Super Alert – 1 May 2026: APRA Prudential Standard CPS 230 update, industry-wide letter on AI use, life insurance stats released
Welcome to the weekly KHQ Super Alert. This week, APRA released its long-awaited update to Prudential Standard CPS 230, published an industry-wide letter on the use of AI tools, and released its biannual life insurance claims and disputes data. Meanwhile, the Economics Legislation Committee released its report on proposed changes to Australia’s financial reporting systems.
APRA – Targeted amendments to CPS 230 finalised
On 30 April 2026, APRA released its final targeted amendments to Prudential Standard CPS 230 Operational Risk Management (CPS 230) and Prudential Practice Guide CPG 230 Operational Risk Management (CPG 230).
The amendments to the materials ‘introduce limited exemptions from specific contractual requirements for material arrangements with certain categories of service providers, where contractual compliance is not practicable’ and ‘clarify APRA’s expectations for managing material arrangements with exempt service providers’.
The updated CPS 230 includes a list of the currently exempt service providers who do not need to comply with certain paragraphs of CPS 230, provided that the relevant arrangement uses standardised terms or is not documented in a formal agreement. These service providers are:
- Government agencies;
- regulators;
- central banks;
- financial market exchanges;
- operators of clearing and settlement facilities, and operators of payment systems and schemes; and
- financial messaging infrastructures.
Click here and here for details.
APRA – Letter to industry on use of AI
On 30 April 2026, APRA published a letter to industry warning that current governance, risk management, assurance and operational resilience practices are not sufficiently keeping pace with the scale, speed, and complexity of AI adoption.
The letter outlined the ‘observations and APRA’s expectation in managing AI related risk’ that followed a targeted engagement conducted by APRA with a group of large banks, insurers and superannuation trustees in late 2025.
In its letter APRA stated it expects boards, at a minimum, to:
- ‘maintain sufficient understanding and literacy with respect to AI in order to set strategic direction and provide effective challenge and oversight’; and
- ‘oversee an AI strategy which is consistent with the entity’s risk appetite and tolerance settings, supported by effective monitoring and reporting (including for third party dependencies), with clearly defined triggers aligned to resilience objectives to enable timely action when not operating as expected.’
These expectations follow APRA’s findings that:
- ‘AI threats are increasing, but information security practices are struggling to keep pace’;
- ‘AI adoption is moving fast, but governance maturity is lagging’;
- ‘Supplier risk management is in place, but supplier concentration and opacity present challenges’; and
- ‘Traditional change management and assurance is in place but is not sufficient for dynamic AI solutions’.
Click here for details.
APRA – Life insurance statistics released
On 29 April 2026, APRA released its statistics on life insurance claims and disputes publication, which includes data on group life insurance offered by superannuation funds.
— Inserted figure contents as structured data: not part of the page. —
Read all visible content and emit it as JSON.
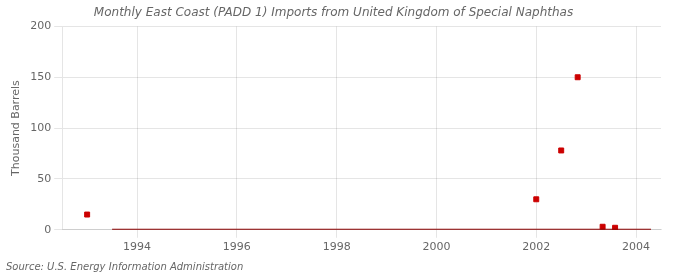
{
  "chart_data": {
    "type": "line",
    "title": "Monthly East Coast (PADD 1) Imports from United Kingdom of Special Naphthas",
    "ylabel": "Thousand Barrels",
    "source": "Source: U.S. Energy Information Administration",
    "xlim": [
      1992.5,
      2004.5
    ],
    "xticks": [
      1994,
      1996,
      1998,
      2000,
      2002,
      2004
    ],
    "ylim": [
      0,
      200
    ],
    "yticks": [
      0,
      50,
      100,
      150,
      200
    ],
    "grid": true,
    "series": [
      {
        "type": "line",
        "color": "#8b0000",
        "x": [
          1993.5,
          2004.3
        ],
        "values": [
          0,
          0
        ]
      },
      {
        "type": "scatter",
        "marker": "square",
        "color": "#cc0000",
        "x": [
          1993.0,
          2002.0,
          2002.5,
          2002.83,
          2003.33,
          2003.58
        ],
        "values": [
          15,
          30,
          78,
          150,
          3,
          2
        ]
      }
    ]
  }
}
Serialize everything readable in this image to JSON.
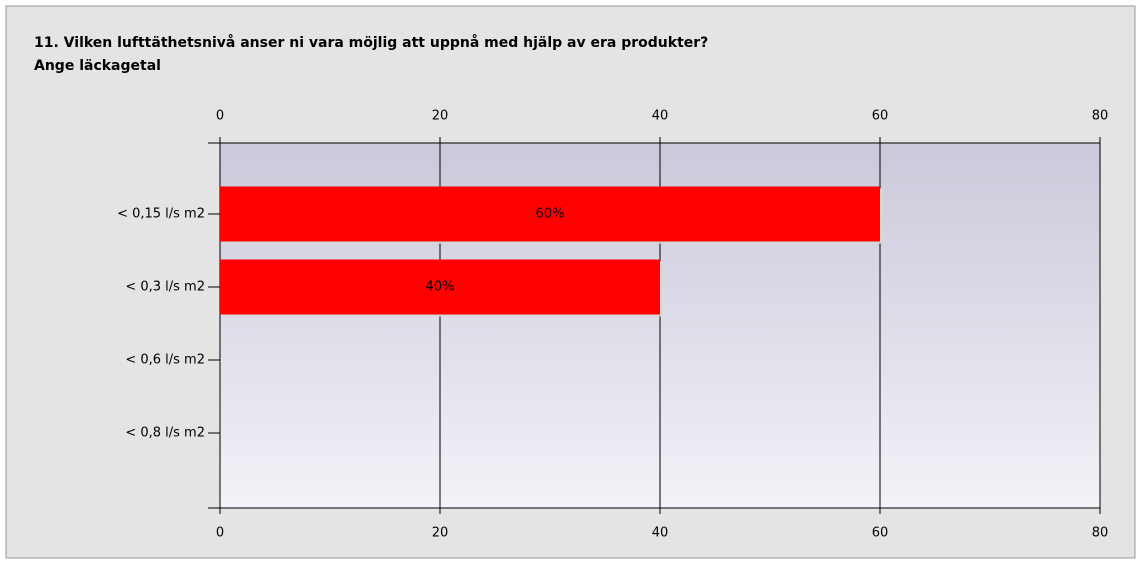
{
  "chart_data": {
    "type": "bar",
    "orientation": "horizontal",
    "title": "11. Vilken lufttäthetsnivå anser ni vara möjlig att uppnå med hjälp av era produkter?",
    "subtitle": "Ange läckagetal",
    "categories": [
      "< 0,15 l/s m2",
      "< 0,3 l/s m2",
      "< 0,6 l/s m2",
      "< 0,8 l/s m2"
    ],
    "values": [
      60,
      40,
      0,
      0
    ],
    "value_labels": [
      "60%",
      "40%",
      null,
      null
    ],
    "color": "#ff0000",
    "xlim": [
      0,
      80
    ],
    "xticks": [
      0,
      20,
      40,
      60,
      80
    ],
    "grid": true
  }
}
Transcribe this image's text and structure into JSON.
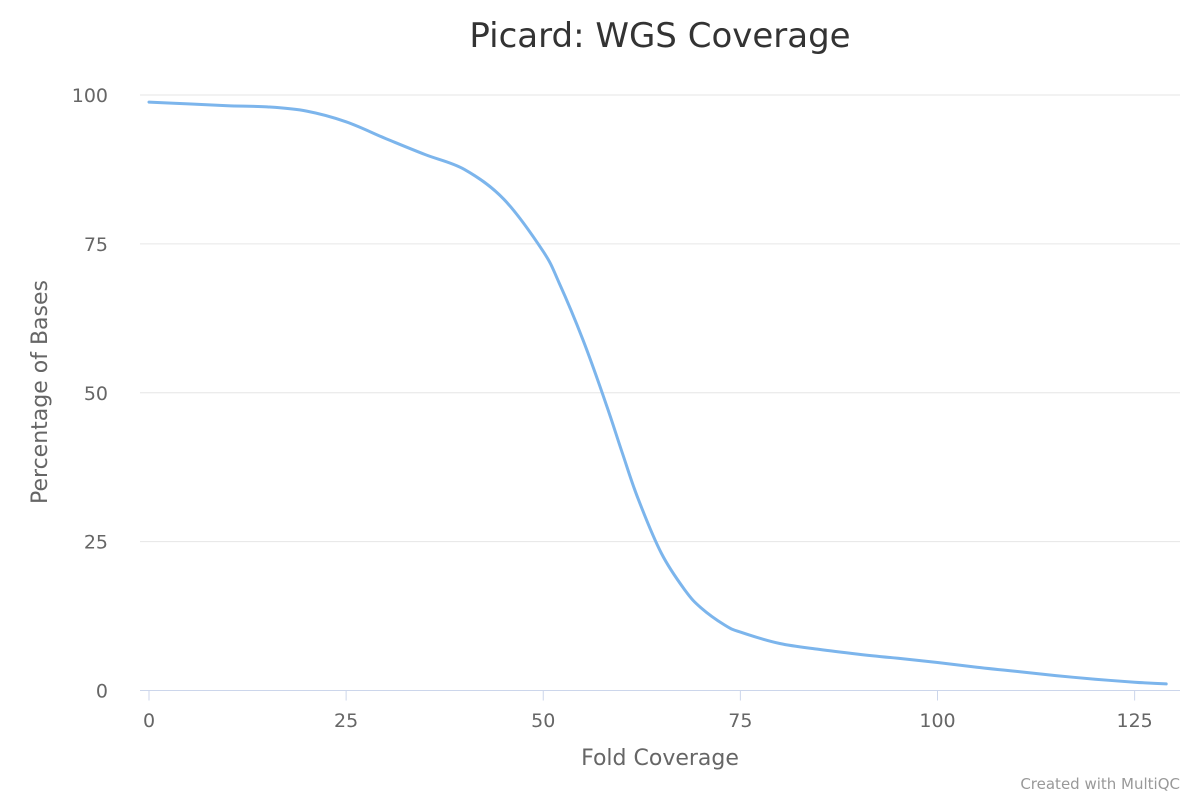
{
  "chart_data": {
    "type": "line",
    "title": "Picard: WGS Coverage",
    "xlabel": "Fold Coverage",
    "ylabel": "Percentage of Bases",
    "xlim": [
      0,
      130
    ],
    "ylim": [
      0,
      100
    ],
    "x_ticks": [
      "0",
      "25",
      "50",
      "75",
      "100",
      "125"
    ],
    "y_ticks": [
      "0",
      "25",
      "50",
      "75",
      "100"
    ],
    "grid": true,
    "legend": false,
    "series": [
      {
        "color": "#7cb5ec",
        "x": [
          0,
          5,
          10,
          15,
          20,
          25,
          30,
          35,
          40,
          45,
          50,
          52,
          55,
          58,
          60,
          62,
          65,
          68,
          70,
          73,
          75,
          80,
          85,
          90,
          95,
          100,
          105,
          110,
          115,
          120,
          125,
          129
        ],
        "y": [
          98.8,
          98.5,
          98.2,
          98.0,
          97.3,
          95.5,
          92.7,
          90.0,
          87.5,
          82.5,
          73.7,
          68.5,
          59.0,
          48.0,
          40.0,
          32.3,
          23.0,
          16.8,
          13.9,
          11.0,
          9.8,
          7.9,
          6.9,
          6.1,
          5.4,
          4.7,
          3.9,
          3.2,
          2.5,
          1.9,
          1.4,
          1.1
        ]
      }
    ]
  },
  "credit": "Created with MultiQC"
}
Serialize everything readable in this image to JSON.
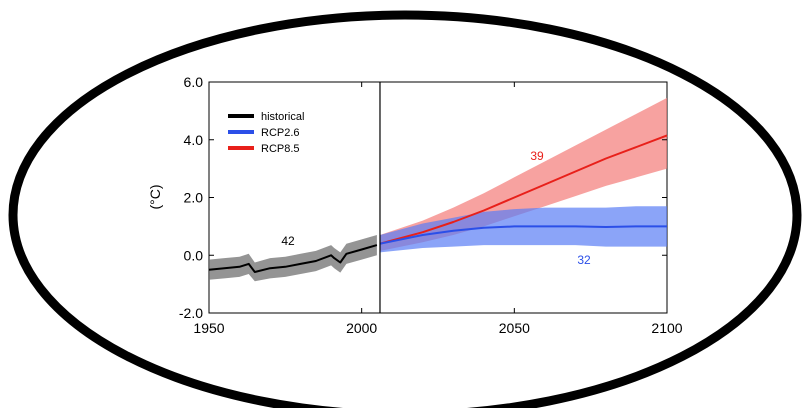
{
  "chart_data": {
    "type": "line",
    "title": "",
    "xlabel": "",
    "ylabel": "(°C)",
    "xlim": [
      1950,
      2100
    ],
    "ylim": [
      -2.0,
      6.0
    ],
    "xticks": [
      "1950",
      "2000",
      "2050",
      "2100"
    ],
    "yticks": [
      "6.0",
      "4.0",
      "2.0",
      "0.0",
      "-2.0"
    ],
    "xtick_values": [
      1950,
      2000,
      2050,
      2100
    ],
    "ytick_values": [
      6,
      4,
      2,
      0,
      -2
    ],
    "divider_year": 2006,
    "legend": {
      "placement": "top-left",
      "entries": [
        {
          "label": "historical",
          "color": "#000000"
        },
        {
          "label": "RCP2.6",
          "color": "#2b4fe8"
        },
        {
          "label": "RCP8.5",
          "color": "#e8201a"
        }
      ]
    },
    "series": [
      {
        "name": "historical",
        "color": "#000000",
        "band_color": "#707070",
        "model_count": "42",
        "x": [
          1950,
          1955,
          1960,
          1963,
          1965,
          1970,
          1975,
          1980,
          1985,
          1990,
          1991,
          1993,
          1995,
          2000,
          2005
        ],
        "y": [
          -0.5,
          -0.45,
          -0.4,
          -0.3,
          -0.58,
          -0.45,
          -0.4,
          -0.3,
          -0.2,
          0.0,
          -0.1,
          -0.25,
          0.05,
          0.2,
          0.35
        ],
        "lower": [
          -0.85,
          -0.8,
          -0.75,
          -0.65,
          -0.9,
          -0.8,
          -0.75,
          -0.65,
          -0.55,
          -0.35,
          -0.45,
          -0.6,
          -0.3,
          -0.15,
          0.0
        ],
        "upper": [
          -0.15,
          -0.1,
          -0.05,
          0.05,
          -0.25,
          -0.1,
          -0.05,
          0.05,
          0.15,
          0.35,
          0.25,
          0.1,
          0.4,
          0.55,
          0.7
        ]
      },
      {
        "name": "RCP2.6",
        "color": "#2b4fe8",
        "band_color": "#5a7ef5",
        "model_count": "32",
        "x": [
          2006,
          2020,
          2030,
          2040,
          2050,
          2060,
          2070,
          2080,
          2090,
          2100
        ],
        "y": [
          0.4,
          0.7,
          0.85,
          0.95,
          1.0,
          1.0,
          1.0,
          0.98,
          1.0,
          1.0
        ],
        "lower": [
          0.1,
          0.25,
          0.3,
          0.35,
          0.35,
          0.35,
          0.35,
          0.3,
          0.3,
          0.3
        ],
        "upper": [
          0.7,
          1.1,
          1.3,
          1.5,
          1.6,
          1.65,
          1.65,
          1.65,
          1.7,
          1.7
        ]
      },
      {
        "name": "RCP8.5",
        "color": "#e8201a",
        "band_color": "#f47a78",
        "model_count": "39",
        "x": [
          2006,
          2020,
          2030,
          2040,
          2050,
          2060,
          2070,
          2080,
          2090,
          2100
        ],
        "y": [
          0.4,
          0.8,
          1.15,
          1.55,
          2.0,
          2.45,
          2.9,
          3.35,
          3.75,
          4.15
        ],
        "lower": [
          0.15,
          0.45,
          0.7,
          1.0,
          1.35,
          1.7,
          2.05,
          2.4,
          2.7,
          3.0
        ],
        "upper": [
          0.7,
          1.2,
          1.65,
          2.15,
          2.7,
          3.25,
          3.8,
          4.35,
          4.9,
          5.45
        ]
      }
    ]
  }
}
This data is for the rolling period from 1 January 2025 to 31 December 2025. Some key findings for insurance through superannuation were:
- an industry average of 98.1% ‘claims admitted rate’ for death cover;
- an average insurer claim time of 0.8 months for death cover;
- an industry average of 90.2% ‘claims admitted rate’ for total and permanent disability cover; and
- an average insurer claim time of 3.5 months for total and permanent disability cover.
Click here for details.
Parliament – Bill proposing changes to Australia’s financial reporting system introduced
On 24 April 2026, the Economics Legislation Committee (a Senate Standing Committee) released its views and recommendations on the Treasury Laws Amendment (Financial Reporting System Reform) Bill 2026. As reported in our Super Alert of 13 February 2026, the Bill aims to develop ‘more flexible institutional arrangements’ for the setting of external reporting standards by establishing a dedicated board of experts for ‘the development and ongoing maintenance of the new sustainability standards, but also to better position the financial reporting system to respond to standard-setting needs that may arise in the future’.
The Committee considered a range of feedback on the Bill and ultimately recommended that it be passed in its current form, noting that those who made submissions were largely supportive of the Bill.